It is mid-June, and along with the foxgloves and campions and the froth of white cow parsley, there is honeysuckle everywhere. Its scent fills the lanes. Every morning walk I take is a feast for the nose as well as for the eyes.
The honeysuckle bloomed early this year. On the first day of the month I noticed it already in flower in several places. Excited by my discovery, I was looking forward to getting home and sharing the news.
A few moments later, I saw a pleasant-looking couple coming around the corner, striding briskly towards me in in their hiking boots, knapsacks on their backs, almost certainly heading for the Coast Path that runs along the clifftops close to here. They smiled as we drew close. And as is the custom in these parts, wished me a polite "Good morning". I responded in kind, adding eagerly that it was a lovely morning and "Look, the honeysuckle is already coming out, just up there."
The man and woman had not broken their stride till then, so were almost past me before they paused and the man said "I beg your pardon?"
I re-burbled my happy news item. At which they smiled again, albeit tentatively, nodded slightly and went on their way.
Only after I was well around the next corner did it dawn on me that they obviously had not understood a word. And only then did I connect that with the careful, phrase-book English of the "Good morning" and the "I beg your pardon?"
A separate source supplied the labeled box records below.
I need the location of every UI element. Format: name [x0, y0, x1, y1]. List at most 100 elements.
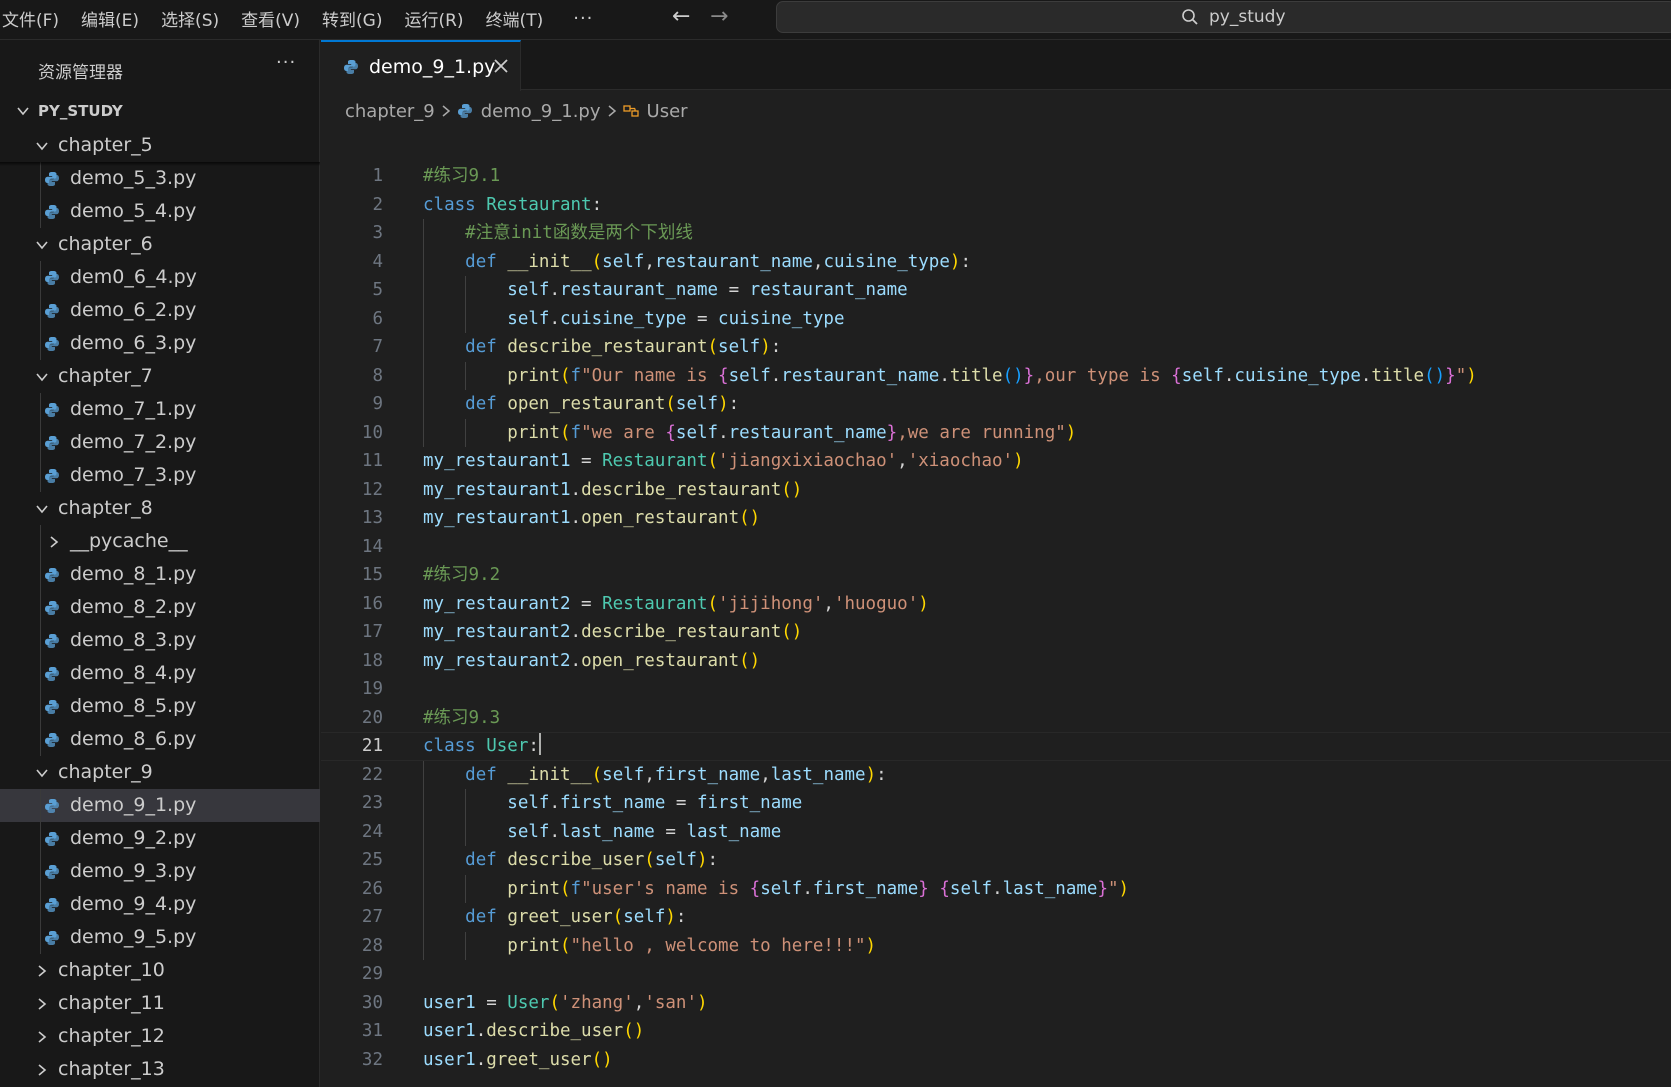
tree-folder[interactable]: chapter_5 [0, 129, 320, 162]
code-line[interactable]: 31 user1.describe_user() [321, 1017, 1671, 1046]
tree-file[interactable]: demo_5_3.py [0, 162, 320, 195]
code-line[interactable]: 7 def describe_restaurant(self): [321, 333, 1671, 362]
tree-folder[interactable]: chapter_12 [0, 1020, 320, 1053]
code-line[interactable]: 8 print(f"Our name is {self.restaurant_n… [321, 362, 1671, 391]
code-line[interactable]: 17 my_restaurant2.describe_restaurant() [321, 618, 1671, 647]
back-arrow-icon[interactable]: ← [672, 4, 690, 30]
code-line[interactable]: 24 self.last_name = last_name [321, 818, 1671, 847]
code-token: . [570, 622, 582, 642]
code-token: self [1181, 365, 1224, 386]
tree-file[interactable]: demo_8_2.py [0, 591, 320, 624]
python-file-icon [45, 667, 59, 681]
tree-folder[interactable]: __pycache__ [0, 525, 320, 558]
code-line[interactable]: 2 class Restaurant: [321, 191, 1671, 220]
command-center-search[interactable]: py_study [776, 1, 1671, 33]
tree-file[interactable]: demo_8_4.py [0, 657, 320, 690]
code-text: print(f"Our name is {self.restaurant_nam… [423, 362, 1477, 391]
explorer-more-icon[interactable]: ··· [276, 52, 296, 73]
code-token: cuisine_type [823, 251, 950, 272]
breadcrumb-file[interactable]: demo_9_1.py [481, 101, 601, 122]
tree-folder[interactable]: chapter_10 [0, 954, 320, 987]
tree-file[interactable]: demo_9_3.py [0, 855, 320, 888]
tree-folder[interactable]: chapter_13 [0, 1053, 320, 1086]
code-line[interactable]: 21 class User: [321, 732, 1671, 761]
code-line[interactable]: 26 print(f"user's name is {self.first_na… [321, 875, 1671, 904]
tree-item-label: __pycache__ [70, 530, 188, 552]
code-line[interactable]: 15 #练习9.2 [321, 561, 1671, 590]
code-line[interactable]: 4 def __init__(self,restaurant_name,cuis… [321, 248, 1671, 277]
code-line[interactable]: 9 def open_restaurant(self): [321, 390, 1671, 419]
tab-demo-9-1[interactable]: demo_9_1.py [321, 40, 521, 91]
code-token: { [749, 878, 761, 899]
code-line[interactable]: 1 #练习9.1 [321, 162, 1671, 191]
python-file-icon [45, 832, 59, 846]
code-line[interactable]: 13 my_restaurant1.open_restaurant() [321, 504, 1671, 533]
tree-folder[interactable]: chapter_11 [0, 987, 320, 1020]
tree-file[interactable]: demo_5_4.py [0, 195, 320, 228]
code-line[interactable]: 32 user1.greet_user() [321, 1046, 1671, 1075]
tree-file[interactable]: demo_6_2.py [0, 294, 320, 327]
tree-file[interactable]: demo_7_3.py [0, 459, 320, 492]
code-line[interactable]: 23 self.first_name = first_name [321, 789, 1671, 818]
tree-file[interactable]: demo_8_5.py [0, 690, 320, 723]
tree-file[interactable]: demo_8_1.py [0, 558, 320, 591]
tree-file[interactable]: demo_9_2.py [0, 822, 320, 855]
menu-item[interactable]: 运行(R) [404, 6, 475, 31]
code-token: . [570, 650, 582, 671]
code-line[interactable]: 30 user1 = User('zhang','san') [321, 989, 1671, 1018]
code-line[interactable]: 29 [321, 960, 1671, 989]
tree-folder[interactable]: chapter_9 [0, 756, 320, 789]
chevron-right-icon [441, 104, 451, 118]
menu-item[interactable]: 文件(F) [0, 6, 71, 31]
menu-more-icon[interactable]: ··· [573, 8, 593, 29]
tree-file[interactable]: demo_9_1.py [0, 789, 320, 822]
code-editor[interactable]: 1 #练习9.1 2 class Restaurant: 3 #注意init函数是两个下… [321, 162, 1671, 1074]
tree-file[interactable]: demo_8_3.py [0, 624, 320, 657]
indent-guide [40, 921, 41, 954]
code-line[interactable]: 10 print(f"we are {self.restaurant_name}… [321, 419, 1671, 448]
menu-item[interactable]: 终端(T) [486, 6, 556, 31]
menu-item[interactable]: 编辑(E) [81, 6, 151, 31]
tree-file[interactable]: demo_7_1.py [0, 393, 320, 426]
tree-folder[interactable]: chapter_8 [0, 492, 320, 525]
code-line[interactable]: 6 self.cuisine_type = cuisine_type [321, 305, 1671, 334]
tree-file[interactable]: demo_6_3.py [0, 327, 320, 360]
menu-item[interactable]: 查看(V) [241, 6, 312, 31]
code-line[interactable]: 3 #注意init函数是两个下划线 [321, 219, 1671, 248]
code-token: ) [760, 337, 771, 357]
code-line[interactable]: 5 self.restaurant_name = restaurant_name [321, 276, 1671, 305]
tree-root-py-study[interactable]: PY_STUDY [0, 94, 320, 129]
tree-file[interactable]: demo_7_2.py [0, 426, 320, 459]
breadcrumb-symbol[interactable]: User [647, 101, 688, 122]
code-token: . [718, 422, 729, 443]
menu-item[interactable]: 选择(S) [161, 6, 231, 31]
tree-folder[interactable]: chapter_7 [0, 360, 320, 393]
tree-folder[interactable]: chapter_6 [0, 228, 320, 261]
breadcrumb-folder[interactable]: chapter_9 [345, 101, 435, 122]
code-line[interactable]: 27 def greet_user(self): [321, 903, 1671, 932]
code-token: = [570, 593, 603, 614]
code-line[interactable]: 20 #练习9.3 [321, 704, 1671, 733]
code-line[interactable]: 18 my_restaurant2.open_restaurant() [321, 647, 1671, 676]
code-line[interactable]: 28 print("hello , welcome to here!!!") [321, 932, 1671, 961]
code-line[interactable]: 14 [321, 533, 1671, 562]
code-line[interactable]: 25 def describe_user(self): [321, 846, 1671, 875]
code-token: () [623, 1021, 645, 1041]
code-token: last_name [686, 821, 782, 842]
code-token: self [507, 821, 550, 842]
code-line[interactable]: 12 my_restaurant1.describe_restaurant() [321, 476, 1671, 505]
line-number: 6 [372, 308, 383, 329]
tree-file[interactable]: demo_9_5.py [0, 921, 320, 954]
menu-item[interactable]: 转到(G) [322, 6, 394, 31]
code-line[interactable]: 16 my_restaurant2 = Restaurant('jijihong'… [321, 590, 1671, 619]
tree-file[interactable]: dem0_6_4.py [0, 261, 320, 294]
close-icon[interactable] [491, 56, 511, 76]
code-line[interactable]: 11 my_restaurant1 = Restaurant('jiangxixi… [321, 447, 1671, 476]
tree-file[interactable]: demo_9_4.py [0, 888, 320, 921]
tree-file[interactable]: demo_8_6.py [0, 723, 320, 756]
code-line[interactable]: 19 [321, 675, 1671, 704]
forward-arrow-icon[interactable]: → [710, 4, 728, 30]
code-line[interactable]: 22 def __init__(self,first_name,last_nam… [321, 761, 1671, 790]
As I walked on, I began to think about how easily I could have conveyed the message about the honeysuckle in a just a few simple, wordless gestures: my hand as an unfolding flower, held to the nose, a sniff, an expression of delight, a finger pointing towards the hedge they were soon to pass. Clear. effortless. They would have understood perfectly and watched out, perhaps, for the sight and scent of those first flowers. It would have been a shared moment, a moment of relationship, bypassing the artificial boundaries of language.
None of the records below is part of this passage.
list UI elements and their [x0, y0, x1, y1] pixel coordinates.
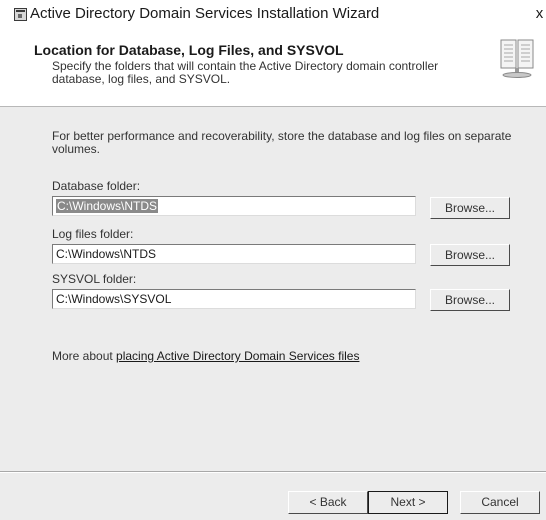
- window-title: Active Directory Domain Services Install…: [30, 5, 380, 22]
- page-description: Specify the folders that will contain th…: [52, 59, 439, 86]
- log-files-folder-input[interactable]: C:\Windows\NTDS: [52, 244, 416, 264]
- intro-text: For better performance and recoverabilit…: [52, 129, 512, 156]
- window-app-icon: [14, 8, 27, 21]
- header-divider: [0, 106, 546, 107]
- more-info-prefix: More about: [52, 349, 117, 363]
- footer-divider-highlight: [0, 472, 546, 473]
- sysvol-browse-button[interactable]: Browse...: [430, 289, 510, 311]
- database-browse-button[interactable]: Browse...: [430, 197, 510, 219]
- log-files-browse-button[interactable]: Browse...: [430, 244, 510, 266]
- back-button[interactable]: < Back: [288, 491, 368, 514]
- sysvol-folder-input[interactable]: C:\Windows\SYSVOL: [52, 289, 416, 309]
- database-folder-value: C:\Windows\NTDS: [56, 199, 159, 213]
- wizard-header: Location for Database, Log Files, and SY…: [0, 28, 546, 106]
- cancel-button[interactable]: Cancel: [460, 491, 540, 514]
- log-files-folder-label: Log files folder:: [52, 227, 134, 241]
- sysvol-folder-label: SYSVOL folder:: [52, 272, 137, 286]
- wizard-window: Active Directory Domain Services Install…: [0, 0, 546, 520]
- sysvol-folder-value: C:\Windows\SYSVOL: [56, 292, 172, 306]
- log-files-folder-value: C:\Windows\NTDS: [56, 247, 157, 261]
- next-button[interactable]: Next >: [368, 491, 448, 514]
- book-icon: [500, 39, 534, 78]
- close-icon[interactable]: x: [533, 4, 546, 24]
- placing-files-link[interactable]: placing Active Directory Domain Services…: [116, 349, 359, 363]
- page-title: Location for Database, Log Files, and SY…: [34, 42, 344, 58]
- title-bar: Active Directory Domain Services Install…: [0, 0, 546, 28]
- more-info-line: More about placing Active Directory Doma…: [52, 350, 359, 363]
- database-folder-input[interactable]: C:\Windows\NTDS: [52, 196, 416, 216]
- database-folder-label: Database folder:: [52, 179, 141, 193]
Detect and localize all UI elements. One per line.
It had never occurred to me not to use words. It rarely does. I am a writer. Each day of my life is crammed to the ceiling with words. So that morning's encounter reminded me that although words can build bridges of understanding to connect minds and hearts, they can also build walls of bafflement to separate them.
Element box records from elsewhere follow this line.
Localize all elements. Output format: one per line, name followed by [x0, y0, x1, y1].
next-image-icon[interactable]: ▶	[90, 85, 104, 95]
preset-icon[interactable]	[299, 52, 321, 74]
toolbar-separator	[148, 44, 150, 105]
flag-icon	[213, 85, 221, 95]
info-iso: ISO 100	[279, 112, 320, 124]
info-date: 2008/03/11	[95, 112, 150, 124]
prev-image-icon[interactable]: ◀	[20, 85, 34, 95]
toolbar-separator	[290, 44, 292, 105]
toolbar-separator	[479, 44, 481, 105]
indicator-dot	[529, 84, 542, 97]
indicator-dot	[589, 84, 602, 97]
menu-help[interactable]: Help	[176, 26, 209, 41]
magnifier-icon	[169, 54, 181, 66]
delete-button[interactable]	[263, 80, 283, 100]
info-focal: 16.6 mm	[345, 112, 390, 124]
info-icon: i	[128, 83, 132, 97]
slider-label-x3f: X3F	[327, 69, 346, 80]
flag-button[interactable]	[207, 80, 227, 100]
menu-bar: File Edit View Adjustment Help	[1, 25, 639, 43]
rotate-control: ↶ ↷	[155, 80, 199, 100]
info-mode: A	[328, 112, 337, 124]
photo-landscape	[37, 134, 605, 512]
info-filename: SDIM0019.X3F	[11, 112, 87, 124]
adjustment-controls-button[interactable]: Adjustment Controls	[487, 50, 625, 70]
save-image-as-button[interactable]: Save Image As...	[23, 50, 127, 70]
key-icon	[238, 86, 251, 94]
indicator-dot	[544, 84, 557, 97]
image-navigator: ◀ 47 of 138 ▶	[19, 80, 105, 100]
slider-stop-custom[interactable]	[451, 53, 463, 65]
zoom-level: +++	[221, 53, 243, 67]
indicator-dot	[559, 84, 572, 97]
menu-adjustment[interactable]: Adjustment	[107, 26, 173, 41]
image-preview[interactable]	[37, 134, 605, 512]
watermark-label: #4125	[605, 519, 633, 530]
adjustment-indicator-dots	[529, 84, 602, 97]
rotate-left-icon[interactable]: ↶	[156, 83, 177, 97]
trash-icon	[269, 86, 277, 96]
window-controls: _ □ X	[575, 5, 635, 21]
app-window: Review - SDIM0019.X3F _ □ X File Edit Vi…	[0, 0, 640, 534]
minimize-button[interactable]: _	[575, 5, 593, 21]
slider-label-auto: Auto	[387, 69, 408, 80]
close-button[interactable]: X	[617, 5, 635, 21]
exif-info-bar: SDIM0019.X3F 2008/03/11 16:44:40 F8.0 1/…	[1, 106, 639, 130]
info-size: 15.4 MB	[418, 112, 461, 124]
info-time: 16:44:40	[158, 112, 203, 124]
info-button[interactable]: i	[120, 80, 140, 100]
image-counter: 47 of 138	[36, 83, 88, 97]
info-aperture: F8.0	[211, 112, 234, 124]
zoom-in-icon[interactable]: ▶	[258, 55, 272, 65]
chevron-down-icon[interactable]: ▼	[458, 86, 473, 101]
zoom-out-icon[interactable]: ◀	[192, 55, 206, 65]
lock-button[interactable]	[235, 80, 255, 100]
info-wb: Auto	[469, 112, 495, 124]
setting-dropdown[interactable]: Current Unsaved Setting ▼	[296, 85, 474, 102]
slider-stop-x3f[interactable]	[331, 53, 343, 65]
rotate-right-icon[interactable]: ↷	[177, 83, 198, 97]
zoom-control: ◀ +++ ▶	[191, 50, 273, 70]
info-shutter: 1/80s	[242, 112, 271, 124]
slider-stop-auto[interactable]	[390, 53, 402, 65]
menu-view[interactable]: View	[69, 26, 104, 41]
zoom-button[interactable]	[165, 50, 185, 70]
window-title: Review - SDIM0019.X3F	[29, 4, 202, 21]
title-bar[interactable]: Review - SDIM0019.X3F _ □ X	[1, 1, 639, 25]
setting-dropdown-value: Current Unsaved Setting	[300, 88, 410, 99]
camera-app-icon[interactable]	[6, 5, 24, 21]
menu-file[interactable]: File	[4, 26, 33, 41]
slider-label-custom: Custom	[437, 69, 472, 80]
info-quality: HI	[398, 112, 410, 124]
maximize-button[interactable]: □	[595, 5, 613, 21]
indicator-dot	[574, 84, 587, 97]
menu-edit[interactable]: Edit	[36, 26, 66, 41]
Watching a young mother whose child was crying so hard he could not tell her what the problem was, I heard her say "Use your words, Joe. Use your words." That wise young woman knew that only by learning to name his chaotic feelings would Joe ever be able to control and understand them.
But there are so many things - like the development of the ego itself - that once learned and mastered need then to be unlearned. Or at least labelled 'optional'. Our automatic turning to the use of words may possibly be one of them.
I hope that couple noticed the honeysuckle anyway, and stopped to smell it. Even if they never did connect it with my message in a foreign language.